Par: Pedro Pablo Rodríguez

Traduit par María Elena Silva

 

Les chercheurs de la vie et de l´ouvrage martien ont mis l´accent sur  la volonté de service qu´avait animé le Maître tout au long de sa vie. Un tel trait de sa personnalité a été nettement marqué, et en plus a caractérisé la portée de ses actes. C´est ainsi que, par exemple, à maintes reprises, il avait caractérisé la guerre d´indépendance de Cuba comme étant au service américain et universel qu´allait contribuer au service du monde.


Au Guatemala, dans une lettre datée du 27 novembre 1877 adressée au directeur d´un journal, lorsqu ´il parle de « la grande mère patrie Amérique » il a écrit : «  C´est pour elle que je travaille !. C´est d´elle que j´attends l´applaudissement ou la censure ».

Déjà, à 24 ans, il exprimait l´essentiel du sens latino américaniste de son agissement, de la manière suivante: « Vivre humblement, travailler beaucoup, faire grandir l´Amérique, étudier ses forces et les montrer, bien rémunérer les peuples pour le bien qu´ils me font : voilà mon métier. Rien ne m´abattra ; Personne ne me l´empêchera ».

La lettre à  Valero Pujol, un espagnol républicain résidant à Guatemala, finit avec cette déclaration sur le sens de sa vie.

L’on peut remarquer toute une série d´actions nettement à caractère éthique dans lesquelles il y a une progression de ce qui est individuel au social, concernant l´engagement latino  américaniste. Cela commence par la manière de vivre, qui serait toujours humble, une épreuve de l´influence de la morale chrétienne dans son comportement à laquelle il a toujours eu égard, suivie de ce qui allait être son dévouement permanent au travail.

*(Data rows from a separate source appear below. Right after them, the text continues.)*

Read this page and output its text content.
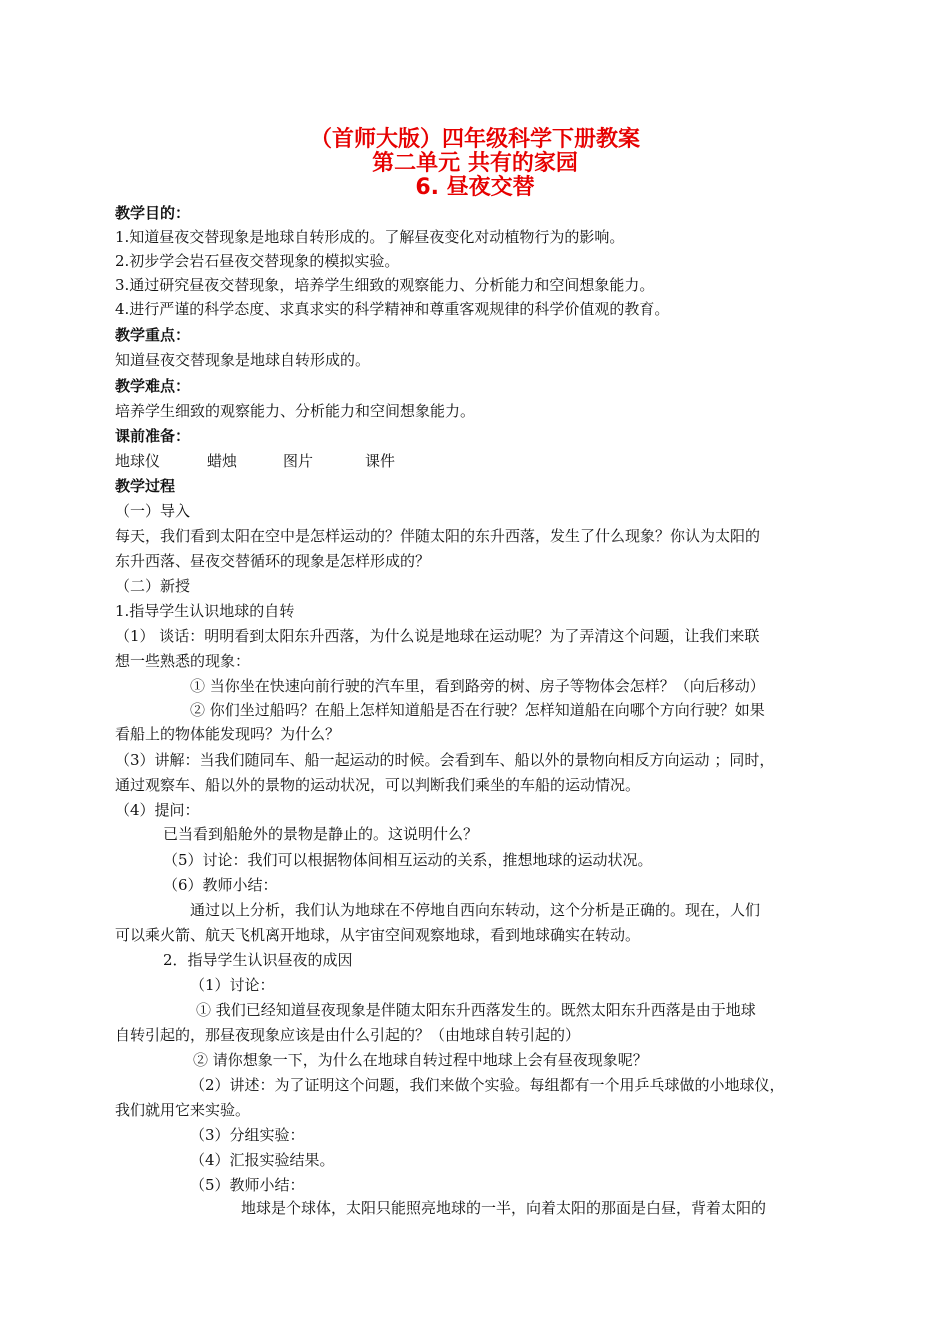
（首师大版）四年级科学下册教案
第二单元 共有的家园
6. 昼夜交替
教学目的：
1.知道昼夜交替现象是地球自转形成的。了解昼夜变化对动植物行为的影响。
2.初步学会岩石昼夜交替现象的模拟实验。
3.通过研究昼夜交替现象，培养学生细致的观察能力、分析能力和空间想象能力。
4.进行严谨的科学态度、求真求实的科学精神和尊重客观规律的科学价值观的教育。
教学重点：
知道昼夜交替现象是地球自转形成的。
教学难点：
培养学生细致的观察能力、分析能力和空间想象能力。
课前准备：
地球仪	蜡烛	图片	课件
教学过程
（一）导入
每天，我们看到太阳在空中是怎样运动的？伴随太阳的东升西落，发生了什么现象？你认为太阳的
东升西落、昼夜交替循环的现象是怎样形成的？
（二）新授
1.指导学生认识地球的自转
（1） 谈话：明明看到太阳东升西落，为什么说是地球在运动呢？为了弄清这个问题，让我们来联
想一些熟悉的现象：
① 当你坐在快速向前行驶的汽车里，看到路旁的树、房子等物体会怎样？（向后移动）
② 你们坐过船吗？在船上怎样知道船是否在行驶？怎样知道船在向哪个方向行驶？如果
看船上的物体能发现吗？为什么？
（3）讲解：当我们随同车、船一起运动的时候。会看到车、船以外的景物向相反方向运动 ；同时，
通过观察车、船以外的景物的运动状况，可以判断我们乘坐的车船的运动情况。
（4）提问：
已当看到船舱外的景物是静止的。这说明什么？
（5）讨论：我们可以根据物体间相互运动的关系，推想地球的运动状况。
（6）教师小结：
通过以上分析，我们认为地球在不停地自西向东转动，这个分析是正确的。现在，人们
可以乘火箭、航天飞机离开地球，从宇宙空间观察地球，看到地球确实在转动。
2．指导学生认识昼夜的成因
（1）讨论：
① 我们已经知道昼夜现象是伴随太阳东升西落发生的。既然太阳东升西落是由于地球
自转引起的，那昼夜现象应该是由什么引起的？（由地球自转引起的）
② 请你想象一下，为什么在地球自转过程中地球上会有昼夜现象呢？
（2）讲述：为了证明这个问题，我们来做个实验。每组都有一个用乒乓球做的小地球仪，
我们就用它来实验。
（3）分组实验：
（4）汇报实验结果。
（5）教师小结：
地球是个球体，太阳只能照亮地球的一半，向着太阳的那面是白昼，背着太阳的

Ces deux aspects, des vertus indiscutables pour n´importe quelle conduite personnelle, servent alors de base  à la mission continentale que lui-même se donnait : faire grandir l´Amérique, comprise dans ce contexte, comme l´Amérique latine, celle qu´il désigne dès maintenant comme notre et comme mère. Et cette tache de faire grandir sa terre, la grande patrie, allait avoir un parfum éthique. D´un coté, il allait étudier ses forces pour les lui montrer : ses capacités personnelles, alors seraient au service du Continent, et cela, d´une part, serait la manière de rétribuer le bien que ces peuples le rendaient. Et, bien qu´il ne le précise pas, il me paraît valable d´inférer que le bien rendu par ces peuples allait depuis l´accueil qu´il faisaient au proscrit en tant que la  manifestation elle-même de l´identité continentale qui le menaient vers ces idéaux de perfectionnement et de développement de nos sociétés.

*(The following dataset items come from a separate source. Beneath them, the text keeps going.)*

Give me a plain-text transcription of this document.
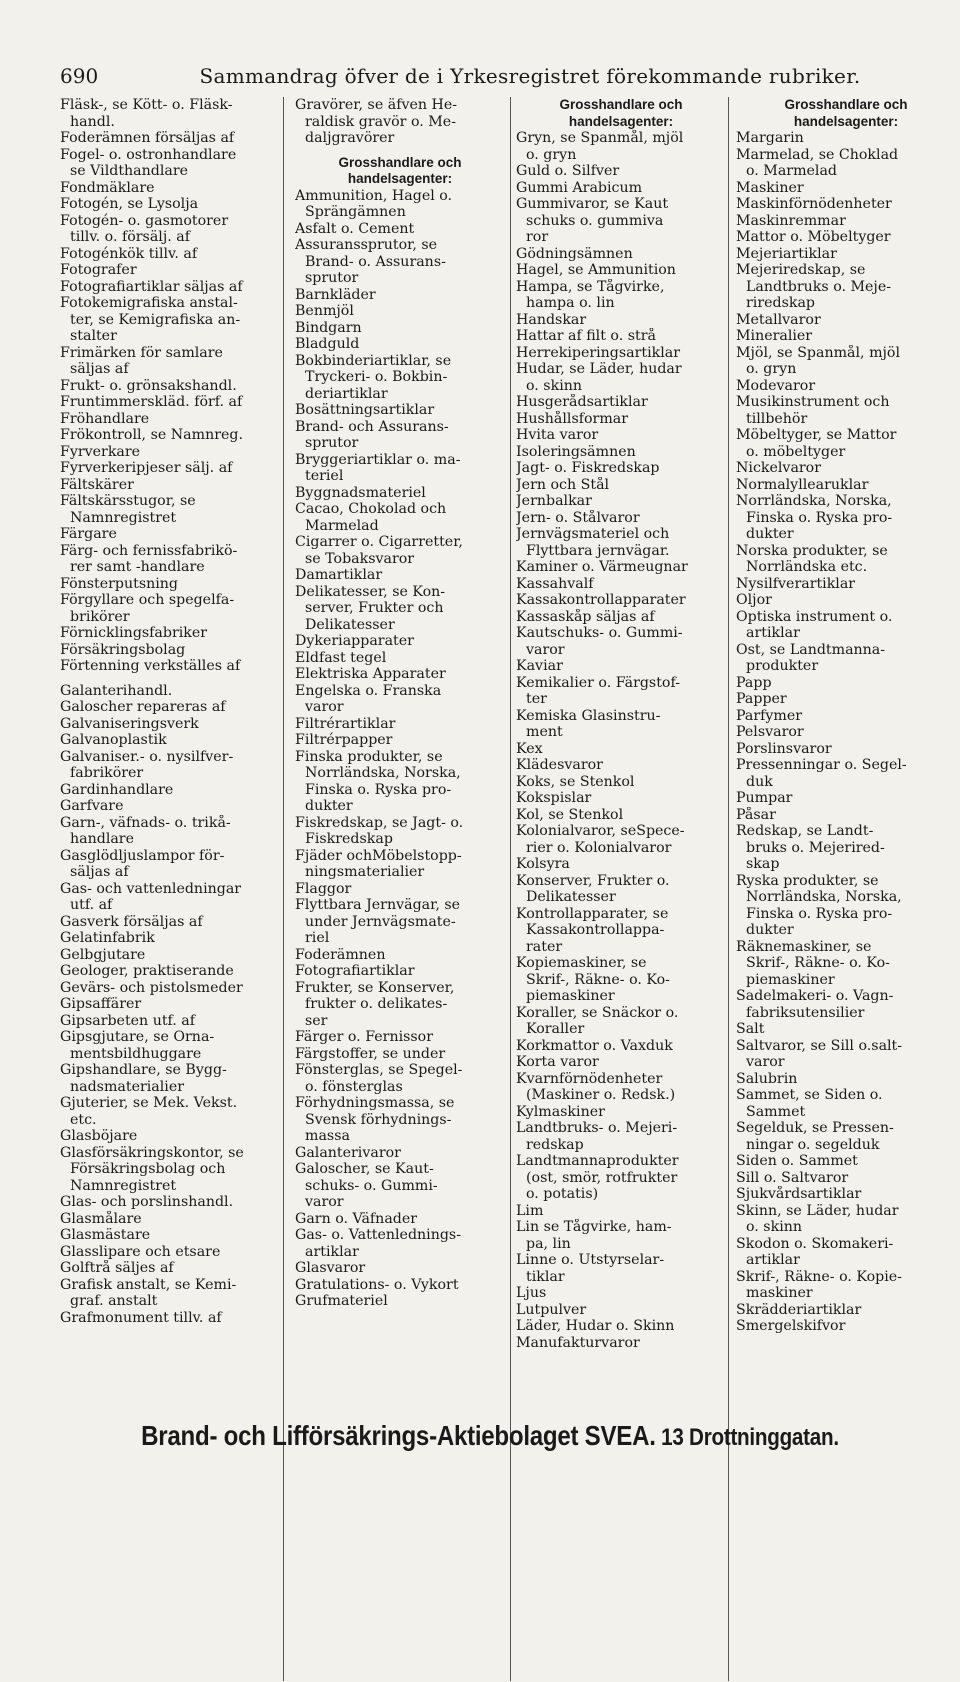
690	Sammandrag öfver de i Yrkesregistret förekommande rubriker.
Fläsk-, se Kött- o. Fläsk-
handl.
Foderämnen försäljas af
Fogel- o. ostronhandlare
se Vildthandlare
Fondmäklare
Fotogén, se Lysolja
Fotogén- o. gasmotorer
tillv. o. försälj. af
Fotogénkök tillv. af
Fotografer
Fotografiartiklar säljas af
Fotokemigrafiska anstal-
ter, se Kemigrafiska an-
stalter
Frimärken för samlare
säljas af
Frukt- o. grönsakshandl.
Fruntimmerskläd. förf. af
Fröhandlare
Frökontroll, se Namnreg.
Fyrverkare
Fyrverkeripjeser sälj. af
Fältskärer
Fältskärsstugor, se
Namnregistret
Färgare
Färg- och fernissfabrikö-
rer samt -handlare
Fönsterputsning
Förgyllare och spegelfa-
brikörer
Förnicklingsfabriker
Försäkringsbolag
Förtenning verkställes af
Galanterihandl.
Galoscher repareras af
Galvaniseringsverk
Galvanoplastik
Galvaniser.- o. nysilfver-
fabrikörer
Gardinhandlare
Garfvare
Garn-, väfnads- o. trikå-
handlare
Gasglödljuslampor för-
säljas af
Gas- och vattenledningar
utf. af
Gasverk försäljas af
Gelatinfabrik
Gelbgjutare
Geologer, praktiserande
Gevärs- och pistolsmeder
Gipsaffärer
Gipsarbeten utf. af
Gipsgjutare, se Orna-
mentsbildhuggare
Gipshandlare, se Bygg-
nadsmaterialier
Gjuterier, se Mek. Vekst.
etc.
Glasböjare
Glasförsäkringskontor, se
Försäkringsbolag och
Namnregistret
Glas- och porslinshandl.
Glasmålare
Glasmästare
Glasslipare och etsare
Golftrå säljes af
Grafisk anstalt, se Kemi-
graf. anstalt
Grafmonument tillv. af
Gravörer, se äfven He-
raldisk gravör o. Me-
daljgravörer
Grosshandlare och
handelsagenter:
Ammunition, Hagel o.
Sprängämnen
Asfalt o. Cement
Assuranssprutor, se
Brand- o. Assurans-
sprutor
Barnkläder
Benmjöl
Bindgarn
Bladguld
Bokbinderiartiklar, se
Tryckeri- o. Bokbin-
deriartiklar
Bosättningsartiklar
Brand- och Assurans-
sprutor
Bryggeriartiklar o. ma-
teriel
Byggnadsmateriel
Cacao, Chokolad och
Marmelad
Cigarrer o. Cigarretter,
se Tobaksvaror
Damartiklar
Delikatesser, se Kon-
server, Frukter och
Delikatesser
Dykeriapparater
Eldfast tegel
Elektriska Apparater
Engelska o. Franska
varor
Filtrérartiklar
Filtrérpapper
Finska produkter, se
Norrländska, Norska,
Finska o. Ryska pro-
dukter
Fiskredskap, se Jagt- o.
Fiskredskap
Fjäder ochMöbelstopp-
ningsmaterialier
Flaggor
Flyttbara Jernvägar, se
under Jernvägsmate-
riel
Foderämnen
Fotografiartiklar
Frukter, se Konserver,
frukter o. delikates-
ser
Färger o. Fernissor
Färgstoffer, se under
Fönsterglas, se Spegel-
o. fönsterglas
Förhydningsmassa, se
Svensk förhydnings-
massa
Galanterivaror
Galoscher, se Kaut-
schuks- o. Gummi-
varor
Garn o. Väfnader
Gas- o. Vattenlednings-
artiklar
Glasvaror
Gratulations- o. Vykort
Grufmateriel
Grosshandlare och
handelsagenter:
Gryn, se Spanmål, mjöl
o. gryn
Guld o. Silfver
Gummi Arabicum
Gummivaror, se Kaut
schuks o. gummiva
ror
Gödningsämnen
Hagel, se Ammunition
Hampa, se Tågvirke,
hampa o. lin
Handskar
Hattar af filt o. strå
Herrekiperingsartiklar
Hudar, se Läder, hudar
o. skinn
Husgerådsartiklar
Hushållsformar
Hvita varor
Isoleringsämnen
Jagt- o. Fiskredskap
Jern och Stål
Jernbalkar
Jern- o. Stålvaror
Jernvägsmateriel och
Flyttbara jernvägar.
Kaminer o. Värmeugnar
Kassahvalf
Kassakontrollapparater
Kassaskåp säljas af
Kautschuks- o. Gummi-
varor
Kaviar
Kemikalier o. Färgstof-
ter
Kemiska Glasinstru-
ment
Kex
Klädesvaror
Koks, se Stenkol
Kokspislar
Kol, se Stenkol
Kolonialvaror, seSpece-
rier o. Kolonialvaror
Kolsyra
Konserver, Frukter o.
Delikatesser
Kontrollapparater, se
Kassakontrollappa-
rater
Kopiemaskiner, se
Skrif-, Räkne- o. Ko-
piemaskiner
Koraller, se Snäckor o.
Koraller
Korkmattor o. Vaxduk
Korta varor
Kvarnförnödenheter
(Maskiner o. Redsk.)
Kylmaskiner
Landtbruks- o. Mejeri-
redskap
Landtmannaprodukter
(ost, smör, rotfrukter
o. potatis)
Lim
Lin se Tågvirke, ham-
pa, lin
Linne o. Utstyrselar-
tiklar
Ljus
Lutpulver
Läder, Hudar o. Skinn
Manufakturvaror
Grosshandlare och
handelsagenter:
Margarin
Marmelad, se Choklad
o. Marmelad
Maskiner
Maskinförnödenheter
Maskinremmar
Mattor o. Möbeltyger
Mejeriartiklar
Mejeriredskap, se
Landtbruks o. Meje-
riredskap
Metallvaror
Mineralier
Mjöl, se Spanmål, mjöl
o. gryn
Modevaror
Musikinstrument och
tillbehör
Möbeltyger, se Mattor
o. möbeltyger
Nickelvaror
Normalyllearuklar
Norrländska, Norska,
Finska o. Ryska pro-
dukter
Norska produkter, se
Norrländska etc.
Nysilfverartiklar
Oljor
Optiska instrument o.
artiklar
Ost, se Landtmanna-
produkter
Papp
Papper
Parfymer
Pelsvaror
Porslinsvaror
Pressenningar o. Segel-
duk
Pumpar
Påsar
Redskap, se Landt-
bruks o. Mejerired-
skap
Ryska produkter, se
Norrländska, Norska,
Finska o. Ryska pro-
dukter
Räknemaskiner, se
Skrif-, Räkne- o. Ko-
piemaskiner
Sadelmakeri- o. Vagn-
fabriksutensilier
Salt
Saltvaror, se Sill o.salt-
varor
Salubrin
Sammet, se Siden o.
Sammet
Segelduk, se Pressen-
ningar o. segelduk
Siden o. Sammet
Sill o. Saltvaror
Sjukvårdsartiklar
Skinn, se Läder, hudar
o. skinn
Skodon o. Skomakeri-
artiklar
Skrif-, Räkne- o. Kopie-
maskiner
Skrädderiartiklar
Smergelskifvor
Brand- och Lifförsäkrings-Aktiebolaget SVEA. 13 Drottninggatan.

Ce métier que le jeune Marti s´attribuait, en dépit de son indubitable noblesse, ne laissait pas cependant d´avoir une certaine saveur messianique : c´était lui qui allait révéler ses forces à l´Amérique. Lui, par la pureté de ses intentions et aussi grâce à son talent et à sa volonté,  allait remplir cette tache de mettre ses terres en état de connaissance de ses forces. D´une certaine manière, donc. Marti, se voyait lui même en tant qu´un guide, un conducteur capable de distinguer ce que les autres ne pouvaient pas. L´action clé de sa personnalité est concentrée  alors dans cette action de révéler.

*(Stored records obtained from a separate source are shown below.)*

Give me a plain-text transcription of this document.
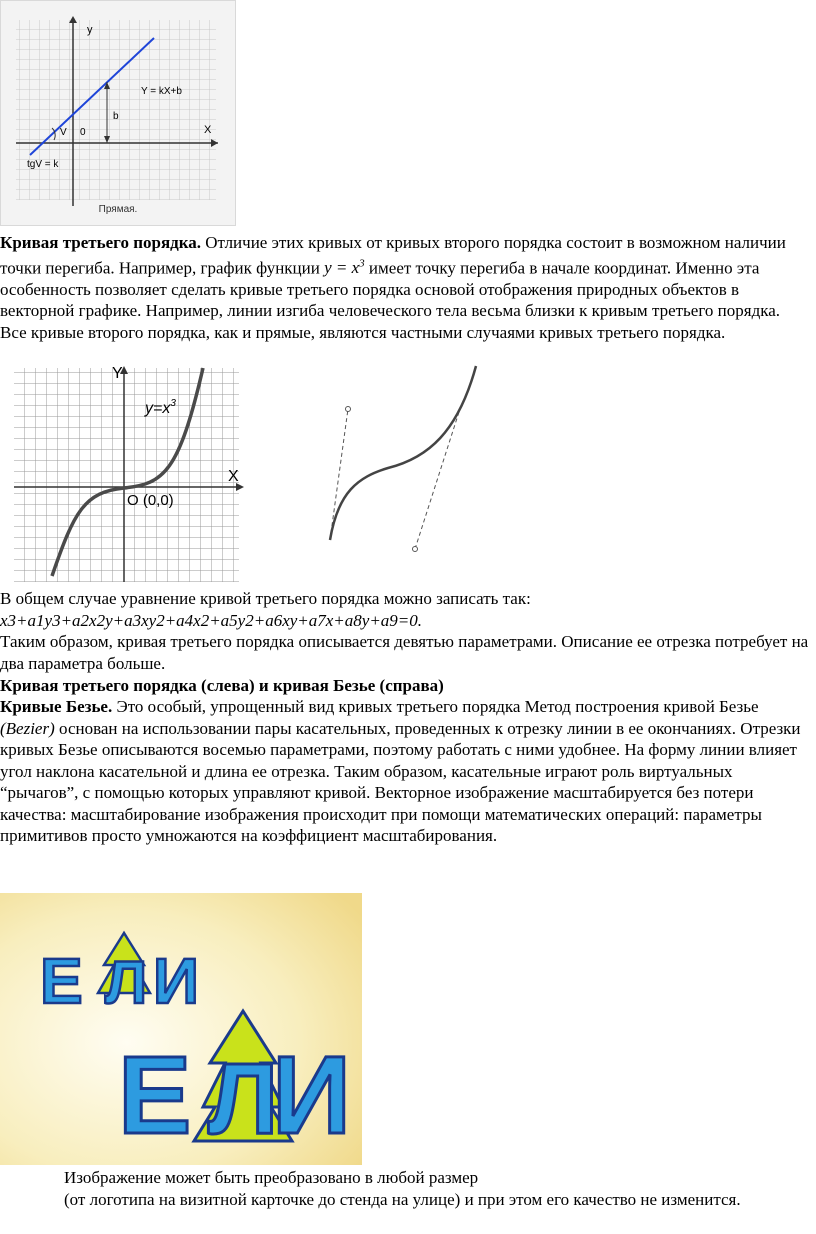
y
X
Y = kX+b
b
V 0
tgV = k
Прямая.
Кривая третьего порядка. Отличие этих кривых от кривых второго порядка состоит в возможном наличии точки перегиба. Например, график функции $y = x^3$ имеет точку перегиба в начале координат. Именно эта особенность позволяет сделать кривые третьего порядка основой отображения природных объектов в векторной графике. Например, линии изгиба человеческого тела весьма близки к кривым третьего порядка. Все кривые второго порядка, как и прямые, являются частными случаями кривых третьего порядка.
Y
X
$y=x^3$
O (0,0)
В общем случае уравнение кривой третьего порядка можно записать так:
x3+a1y3+a2x2y+a3xy2+a4x2+a5y2+a6xy+a7x+a8y+a9=0.
Таким образом, кривая третьего порядка описывается девятью параметрами. Описание ее отрезка потребует на два параметра больше.
Кривая третьего порядка (слева) и кривая Безье (справа)
Кривые Безье. Это особый, упрощенный вид кривых третьего порядка Метод построения кривой Безье (Bezier) основан на использовании пары касательных, проведенных к отрезку линии в ее окончаниях. Отрезки кривых Безье описываются восемью параметрами, поэтому работать с ними удобнее. На форму линии влияет угол наклона касательной и длина ее отрезка. Таким образом, касательные играют роль виртуальных “рычагов”, с помощью которых управляют кривой. Векторное изображение масштабируется без потери качества: масштабирование изображения происходит при помощи математических операций: параметры примитивов просто умножаются на коэффициент масштабирования.
Е Л И
Е Л
И
Изображение может быть преобразовано в любой размер
(от логотипа на визитной карточке до стенда на улице) и при этом его качество не изменится.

Quatre ans plus tard, la compréhension de son rôle historique allait être plus définie et allait se fonder dans l´action libératrice. Ce n´est pour rien que pendant ce temps il allait s´employer à fond dans le mouvement patriotique cubain à l´intérieur  de l´Ile et  dans l´émigration pour y figurer depuis lors dans son leadership. Il avait débattu avec les autonomistes que n´aspiraient  qu´à de reformes au sein du système colonial, il avait conspiré contre l´Espagne, il avait joué  dans le danger  avec les représentants les plus variés de secteurs populaires dans l´Ile et dans l´émigration, il s´était mis en rapport avec les héros de la Guerre de 10 Ans  qui continuaient à être fermes dans leur patriotisme et avec ceux qui souhaitaient la paix.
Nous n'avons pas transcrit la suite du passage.